After all, if my work is worth $1,000, sticking with my lowest-paying clients is actually costing me money over time. I like all my clients, which makes it difficult to want to move on from them. A good relationship is often just as valuable as a paycheck, but I know that if I’m going to earn more money in 2016, I have to find clients willing to pay more.

Part of this process will include securing new clients. This month, however, I’m going to use my current client relationships to negotiate as many rate increases as possible.

Three ways to approach rate negotiations

Every client relationship is different, which means my rate negotiations have to be tailored to the individual client. With that in mind, here are the three strategies I’m using to start the negotiation conversation:

1. Email clients with a suggested 2016 rate

The easiest way to start the rate negotiation process is to email a client to suggest an increased rate.

“Easy” in this case is relative; first, you have to decide what you want that rate to be, knowing that the client may push back with a slightly lower number. Second, you have to justify the rate increase — is it because you have transitioned into a regular contributor role? Is it because your pieces consistently achieve high rates of engagement and social sharing? — and lastly, you have to figure out when to make the ask. (The day before a holiday weekend, for example, is probably not the best time to send this email.)

But once you have all those pieces in order, it is pretty easy to write an email that begins “I want to start a conversation about 2016 plans and rate adjustments,” and lay out what you think is appropriate and why. This strategy successfully worked for The Write Life, and we quickly completed the rate negotiation process to everyone’s satisfaction.

2. Link a rate increase to a scope increase

One of my clients announced a change in publication strategy that will require writers to do more research and prep work before drafting pieces. That’s a perfect context in which to suggest a rate increase. I’m going to write one of these new pieces this week, and keep track of the additional work involved. Then I’ll be able to send the client an email quantifying the time and scope increase and suggest a new rate.

3. Ask the client if their publication offers a pathway for growth

In some cases, I am one of many freelancers working for a single large client. Using the “email a suggested rate increase” is difficult in this situation for two reasons: first, because my editor might not have the ability to directly adjust my payment; and second, because when you are one of 30-plus freelancers, it becomes much more difficult to quantify how your pieces bring the most engagement or the greatest value to the organization.
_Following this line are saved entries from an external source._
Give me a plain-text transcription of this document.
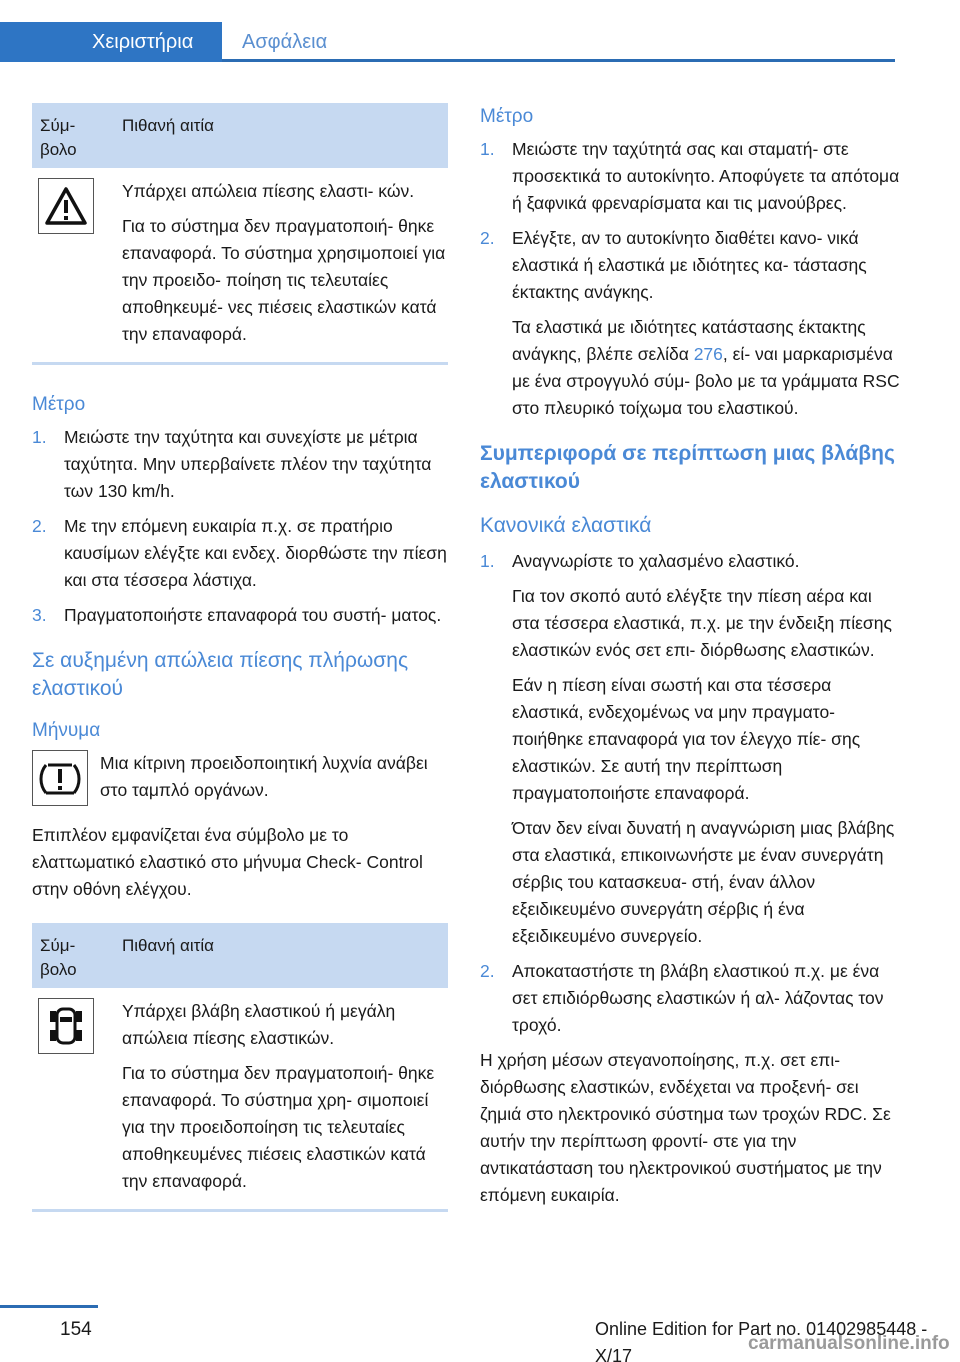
Χειριστήρια	Ασφάλεια
Σύμ‐
βολο
Πιθανή αιτία

Υπάρχει απώλεια πίεσης ελαστι‐ κών.

Για το σύστημα δεν πραγματοποιή‐ θηκε επαναφορά. Το σύστημα χρησιμοποιεί για την προειδο‐ ποίηση τις τελευταίες αποθηκευμέ‐ νες πιέσεις ελαστικών κατά την επαναφορά.

Μέτρο
1. Μειώστε την ταχύτητα και συνεχίστε με μέτρια ταχύτητα. Μην υπερβαίνετε πλέον την ταχύτητα των 130 km/h.
2. Με την επόμενη ευκαιρία π.χ. σε πρατήριο καυσίμων ελέγξτε και ενδεχ. διορθώστε την πίεση και στα τέσσερα λάστιχα.
3. Πραγματοποιήστε επαναφορά του συστή‐ ματος.
Σε αυξημένη απώλεια πίεσης πλήρωσης ελαστικού
Μήνυμα
Μια κίτρινη προειδοποιητική λυχνία ανάβει στο ταμπλό οργάνων.

Επιπλέον εμφανίζεται ένα σύμβολο με το ελαττωματικό ελαστικό στο μήνυμα Check- Control στην οθόνη ελέγχου.

Σύμ‐
βολο
Πιθανή αιτία

Υπάρχει βλάβη ελαστικού ή μεγάλη απώλεια πίεσης ελαστικών.

Για το σύστημα δεν πραγματοποιή‐ θηκε επαναφορά. Το σύστημα χρη‐ σιμοποιεί για την προειδοποίηση τις τελευταίες αποθηκευμένες πιέσεις ελαστικών κατά την επαναφορά.

Μέτρο
1. Μειώστε την ταχύτητά σας και σταματή‐ στε προσεκτικά το αυτοκίνητο. Αποφύγετε τα απότομα ή ξαφνικά φρεναρίσματα και τις μανούβρες.
2. Ελέγξτε, αν το αυτοκίνητο διαθέτει κανο‐ νικά ελαστικά ή ελαστικά με ιδιότητες κα‐ τάστασης έκτακτης ανάγκης.
Τα ελαστικά με ιδιότητες κατάστασης έκτακτης ανάγκης, βλέπε σελίδα 276, εί‐ ναι μαρκαρισμένα με ένα στρογγυλό σύμ‐ βολο με τα γράμματα RSC στο πλευρικό τοίχωμα του ελαστικού.
Συμπεριφορά σε περίπτωση μιας βλάβης ελαστικού
Κανονικά ελαστικά
1. Αναγνωρίστε το χαλασμένο ελαστικό.
Για τον σκοπό αυτό ελέγξτε την πίεση αέρα και στα τέσσερα ελαστικά, π.χ. με την ένδειξη πίεσης ελαστικών ενός σετ επι‐ διόρθωσης ελαστικών.
Εάν η πίεση είναι σωστή και στα τέσσερα ελαστικά, ενδεχομένως να μην πραγματο‐ ποιήθηκε επαναφορά για τον έλεγχο πίε‐ σης ελαστικών. Σε αυτή την περίπτωση πραγματοποιήστε επαναφορά.
Όταν δεν είναι δυνατή η αναγνώριση μιας βλάβης στα ελαστικά, επικοινωνήστε με έναν συνεργάτη σέρβις του κατασκευα‐ στή, έναν άλλον εξειδικευμένο συνεργάτη σέρβις ή ένα εξειδικευμένο συνεργείο.
2. Αποκαταστήστε τη βλάβη ελαστικού π.χ. με ένα σετ επιδιόρθωσης ελαστικών ή αλ‐ λάζοντας τον τροχό.

Η χρήση μέσων στεγανοποίησης, π.χ. σετ επι‐ διόρθωσης ελαστικών, ενδέχεται να προξενή‐ σει ζημιά στο ηλεκτρονικό σύστημα των τροχών RDC. Σε αυτήν την περίπτωση φροντί‐ στε για την αντικατάσταση του ηλεκτρονικού συστήματος με την επόμενη ευκαιρία.

154	Online Edition for Part no. 01402985448 - X/17
carmanualsonline.info
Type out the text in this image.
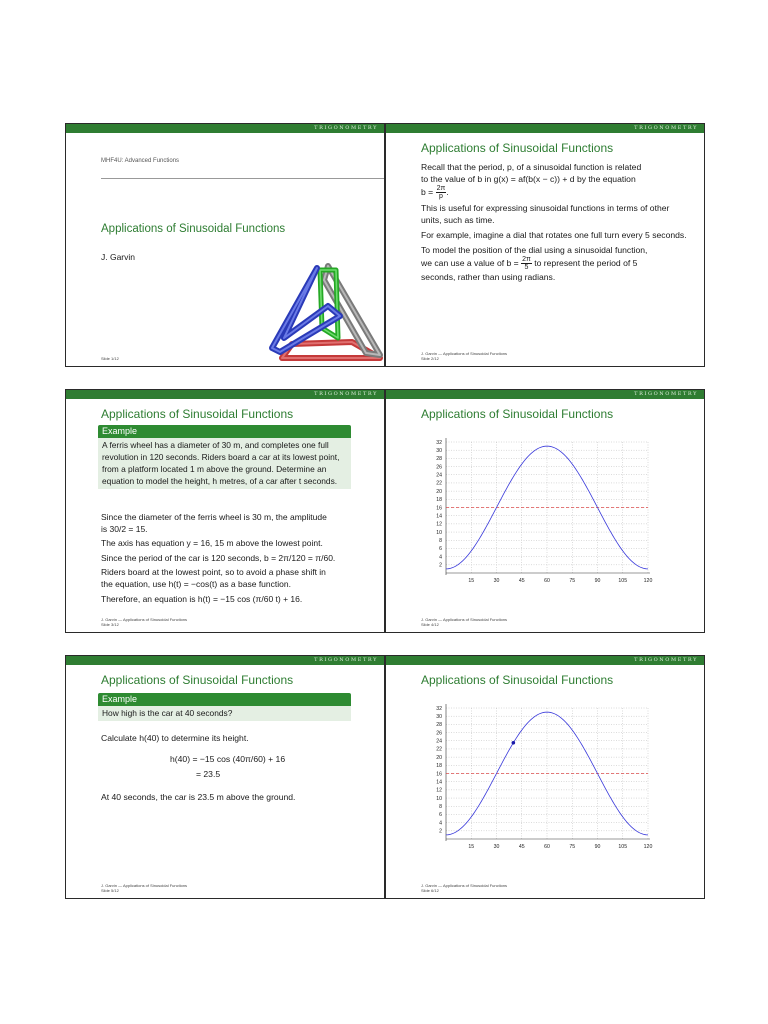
TRIGONOMETRY
MHF4U: Advanced Functions
Applications of Sinusoidal Functions
J. Garvin
Slide 1/12
TRIGONOMETRY
Applications of Sinusoidal Functions
Recall that the period, p, of a sinusoidal function is related
to the value of b in g(x) = af(b(x − c)) + d by the equation
$b = \frac{2\pi}{p}$ .

This is useful for expressing sinusoidal functions in terms of other units, such as time.

For example, imagine a dial that rotates one full turn every 5 seconds.

To model the position of the dial using a sinusoidal function,
we can use a value of $b = \frac{2\pi}{5}$ to represent the period of 5
seconds, rather than using radians.
J. Garvin — Applications of Sinusoidal Functions
Slide 2/12
TRIGONOMETRY
Applications of Sinusoidal Functions
Example

A ferris wheel has a diameter of 30 m, and completes one full revolution in 120 seconds. Riders board a car at its lowest point, from a platform located 1 m above the ground. Determine an equation to model the height, h metres, of a car after t seconds.

Since the diameter of the ferris wheel is 30 m, the amplitude
is 30/2 = 15.
The axis has equation y = 16, 15 m above the lowest point.
Since the period of the car is 120 seconds, b = 2π/120 = π/60.
Riders board at the lowest point, so to avoid a phase shift in
the equation, use h(t) = −cos(t) as a base function.
Therefore, an equation is h(t) = −15 cos (π/60 t) + 16.
J. Garvin — Applications of Sinusoidal Functions
Slide 3/12
TRIGONOMETRY
Applications of Sinusoidal Functions
2
4
6
8
10
12
14
16
18
20
22
24
26
28
30
32
15	30	45	60	75	90	105	120
J. Garvin — Applications of Sinusoidal Functions
Slide 4/12
TRIGONOMETRY
Applications of Sinusoidal Functions
Example

How high is the car at 40 seconds?

Calculate h(40) to determine its height.
h(40) = −15 cos (40π/60) + 16
= 23.5
At 40 seconds, the car is 23.5 m above the ground.
J. Garvin — Applications of Sinusoidal Functions
Slide 5/12
TRIGONOMETRY
Applications of Sinusoidal Functions
2
4
6
8
10
12
14
16
18
20
22
24
26
28
30
32
15	30	45	60	75	90	105	120
J. Garvin — Applications of Sinusoidal Functions
Slide 6/12
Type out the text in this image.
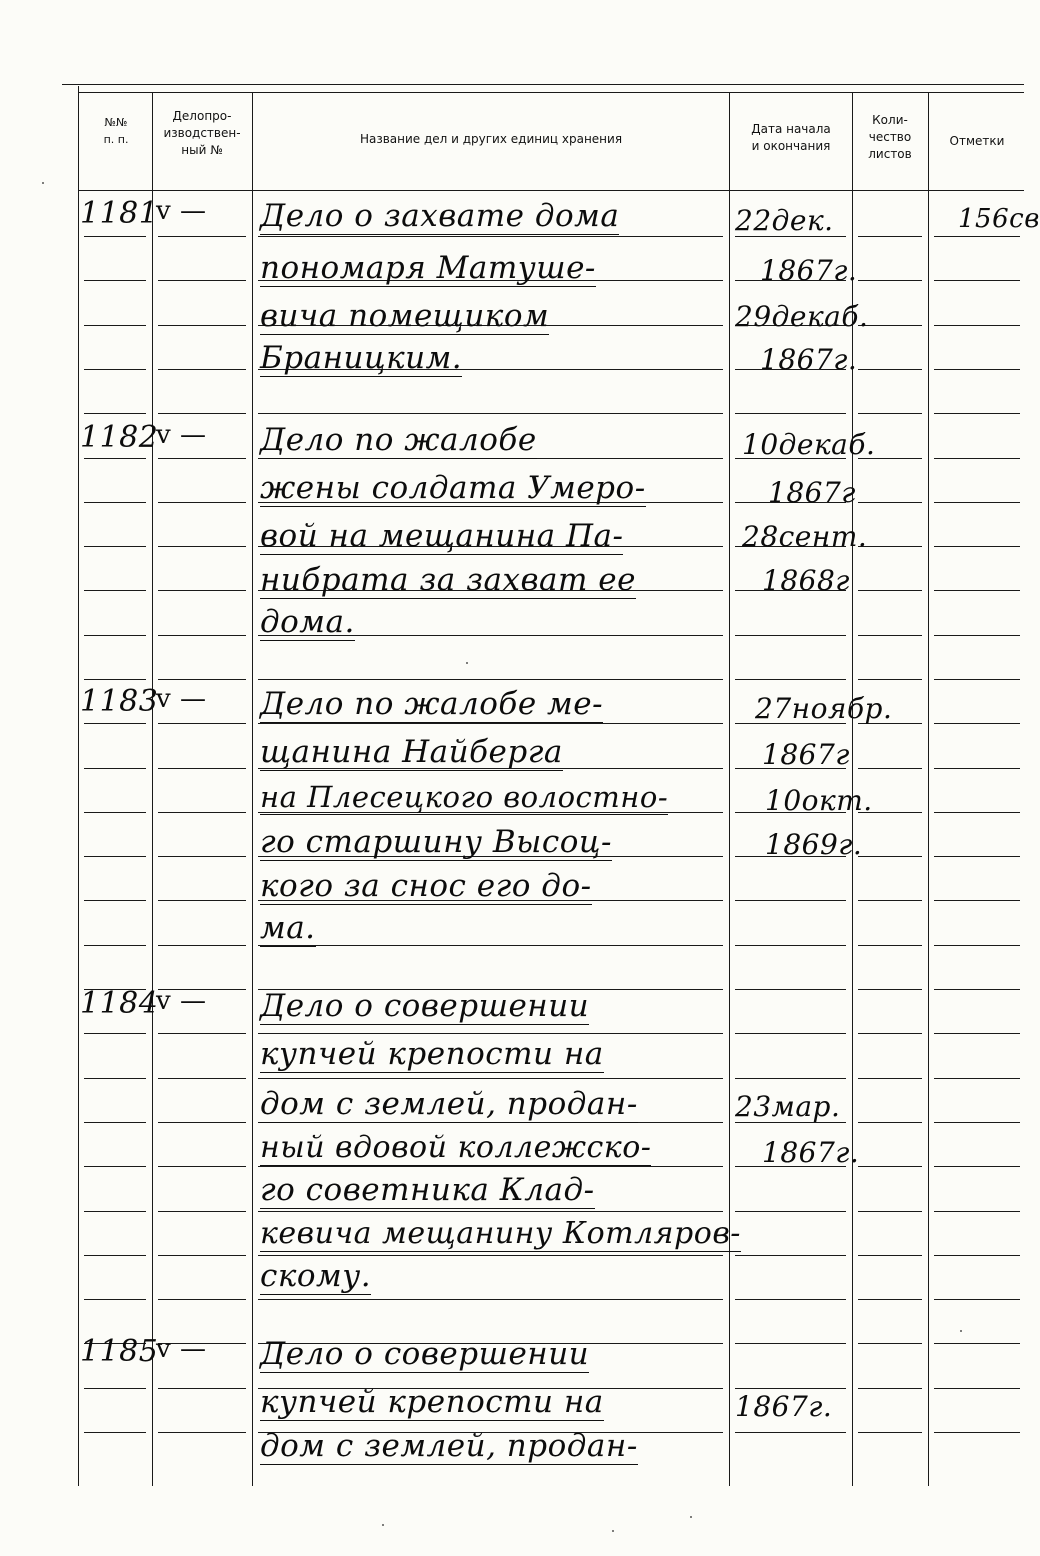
№№
п. п.
Делопро-
изводствен-
ный №
Название дел и других единиц хранения
Дата начала
и окончания
Коли-
чество
листов
Отметки
1181
v — Дело о захвате дома
пономаря Матуше-
вича помещиком
Браницким.
22дек.
1867г.
29декаб.
1867г.
156св
1182
v — Дело по жалобе
жены солдата Умеро-
вой на мещанина Па-
нибрата за захват ее
дома.
10декаб.
1867г
28сент.
1868г
1183
v — Дело по жалобе ме-
щанина Найберга
на Плесецкого волостно-
го старшину Высоц-
кого за снос его до-
ма.
27ноябр.
1867г
10окт.
1869г.
1184
v — Дело о совершении
купчей крепости на
дом с землей, продан-
ный вдовой коллежско-
го советника Клад-
кевича мещанину Котляров-
скому.
23мар.
1867г.
1185
v — Дело о совершении
купчей крепости на
дом с землей, продан-
1867г.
I did an interview with Katie Lane of Work Made for Hire for The Freelancer on how to deal with these types of negotiation scenarios. She suggests contacting your editor to say that you enjoy working for them and you’d like to continue the relationship, and “you’d like to know how [the client] makes adjustments to compensation or how they make compensation decisions.”

So that’s how I’ll approach these clients. I’ll know pretty quickly whether there is any opportunity for rate increases, or whether I’ll have to plan to phase these clients out in the future as I continue to grow my client portfolio.

Then I’ll have to start looking for more of those $1,000-per-piece clients — but that’s a project for next month.

How do you approach rate negotiations? Have you used any of these three strategies?